Subject: AP: Minimum jail sentence sought for Eurico Guterres
Prosecutors Demand 10 Yrs Jail For E Timor Militia Leader
JAKARTA, Oct. 31 (AP)--Prosecutors demanded on Thursday a 10-year prison sentence for Eurico Guterres, a pro-Indonesian militia leader accused of crimes against humanity during East Timor's break with Indonesia.
Prosecutor Muhammad Yusuf said Guterres had caused dozens of deaths by allowing a paramilitary gang under his command to go on a rampage after East Timor's people voted overwhelmingly for independence in a U.N.-sponsored plebiscite in August 1999.

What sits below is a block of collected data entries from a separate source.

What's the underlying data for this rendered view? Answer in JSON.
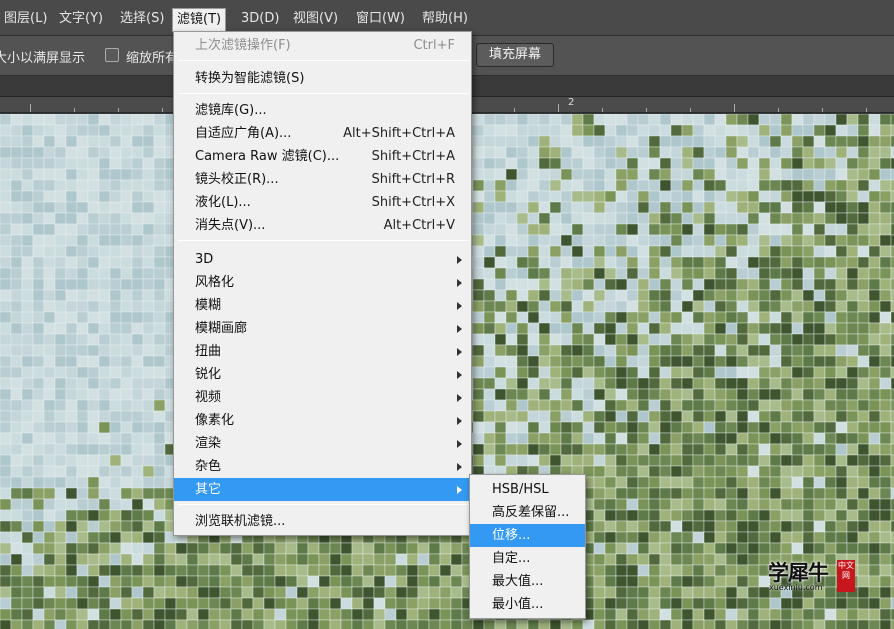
{
  "menubar": {
    "items": [
      "图层(L)",
      "文字(Y)",
      "选择(S)",
      "滤镜(T)",
      "3D(D)",
      "视图(V)",
      "窗口(W)",
      "帮助(H)"
    ]
  },
  "options": {
    "fit_screen_label": "大小以满屏显示",
    "zoom_all_label": "缩放所有",
    "fill_screen_button": "填充屏幕"
  },
  "ruler": {
    "label": "2"
  },
  "filter_menu": {
    "last_filter": {
      "label": "上次滤镜操作(F)",
      "shortcut": "Ctrl+F"
    },
    "smart_filter": "转换为智能滤镜(S)",
    "group1": [
      {
        "label": "滤镜库(G)...",
        "shortcut": ""
      },
      {
        "label": "自适应广角(A)...",
        "shortcut": "Alt+Shift+Ctrl+A"
      },
      {
        "label": "Camera Raw 滤镜(C)...",
        "shortcut": "Shift+Ctrl+A"
      },
      {
        "label": "镜头校正(R)...",
        "shortcut": "Shift+Ctrl+R"
      },
      {
        "label": "液化(L)...",
        "shortcut": "Shift+Ctrl+X"
      },
      {
        "label": "消失点(V)...",
        "shortcut": "Alt+Ctrl+V"
      }
    ],
    "submenus": [
      "3D",
      "风格化",
      "模糊",
      "模糊画廊",
      "扭曲",
      "锐化",
      "视频",
      "像素化",
      "渲染",
      "杂色",
      "其它"
    ],
    "browse_online": "浏览联机滤镜..."
  },
  "other_submenu": {
    "items": [
      "HSB/HSL",
      "高反差保留...",
      "位移...",
      "自定...",
      "最大值...",
      "最小值..."
    ],
    "highlighted": "位移..."
  },
  "watermark": {
    "text": "学犀牛",
    "url": "xuexiniu.com",
    "seal": "中文网"
  },
  "colors": {
    "menu_bg": "#f0f0f0",
    "highlight": "#3399f3",
    "menubar_bg": "#4a4a4a",
    "options_bg": "#535353"
  }
}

"The defendant does not feel guilty and does not regret his actions," Yusuf told the judges as he summed up the prosecution's case.

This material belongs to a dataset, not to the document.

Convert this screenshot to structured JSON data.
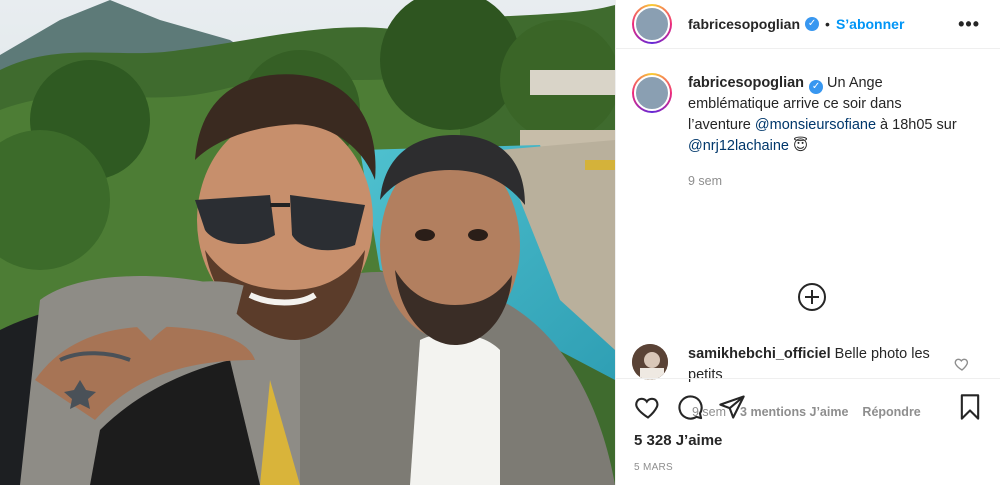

If convicted, Guterres would be the second civilian to be sentenced for crimes against humanity in East Timor. Former governor Abilio Soares was jailed for three years on similar charges. Prosecutors had demanded ten years and six months jail sentence for Soares.
Indonesia convened the trials earlier this year, following intense international pressure for those responsible for the violence to be brought to justice.
However, several top military and police officials have been cleared of all charges - sparking intense criticism both at home and abroad.
Brig. Gen. Timbul Silaen and Brig. Gen. Tono Suratman, Indonesia's last police and military chiefs in East Timor, were acquitted. Later, another court cleared a group of two active colonels and two majors in the army and police force, along with a retired army colonel.
East Timor, a former Portuguese colony, first proclaimed independence in November 1975, after the collapse of the colonial administration.
Indonesia invaded that year, and at least 100,000 people, mainly civilians, were killed during the struggle that followed. In 1999, after 80% of the territory's voters opted for independence, the retreating Indonesian army and its militia proxies devastated the region and killed hundreds of civilians.
The territory gained full independence in May, after a period of transitional rule by the United Nations.
Minimum jail sentence sought for militia leader
The Jakarta Post 1 November 2002 Tertiani ZB Simanjuntak
Jakarta. State prosecutors demanded on Thursday a minimum ten-year jail sentence for Eurico Guterres, the former commander of a notorious East Timorese prointegration militia group, for gross human rights violations in East Timor in 1999.
Prosecutor Muhamad Yusuf told the court the defendant was guilty of provoking his subordinates to attack the home of East Timorese pro-independence leader Manual V. Carrascalao in Dili.
"The defendant had the command responsibility. Unfortunately, he failed to perform his duty to prevent subordinates from committing crimes. He also provoked the attack ...," Yusuf told the court.
On April 17, 1999, the pro-Indonesia militia led by Guterres, attacked Carrascalao's home where dozens of pro-independence supporters had taken refuge. Twelve people were killed, including Carrascalao's son Manuelito.
Guterres was then the commander of the Aitarak prointegration group and deputy commander of the Integration Fighters Legion (PPI).
The East Timorese is facing charges of crimes against humanity under the 1999 law on rights tribunals, a sentence which carries a minimum penalty of ten years jail and a maximum penalty of death.
During its sentence demand, the prosecution said a remorseless Guterres ignored information to avoid or to stop the attack that left a number of dead.
In mitigation, Eurico, now a leading member of the youth wing of President Megawati's ruling PDI-Perjuangan political party, had cooperated with investigators, was still young, and he had also, during that delicate time, promoted many efforts to restore peace, Yusuf said.
"The defendant has also been punished by being exiled from East Timor."
Presiding Judge Herman Heller Hutapea adjourned the hearing for one week to hear the defense plea.
"The whole thing is just a conspiracy," Guterres was quoted by AFP as saying after the trial.
Last week Eurico said he had no regret for his actions in East Timor.
"The charges are baseless because the parties responsible for security in East Timor were the military and police, not me," he said.
Eurico is the first militia leader to stand trial in the Ad Hoc Human Rights court. A total of 18 people have been or will be tried for alleged gross human rights violations in East Timor in 1999.
Many human rights campaigners, however, have criticized the trial which they say has failed to incriminate top military leaders.
In addition, the court found former East Timor police chief Gen. Timbul Silaen, former Suai regent Col. Herman Sedyono along with two of the district's military officers and police chief not guilty. The prosecutors had demanded sentences of more than ten years in jail for each of the accused.
Only former governor Abilio Soares has been convicted. He was jailed for three years.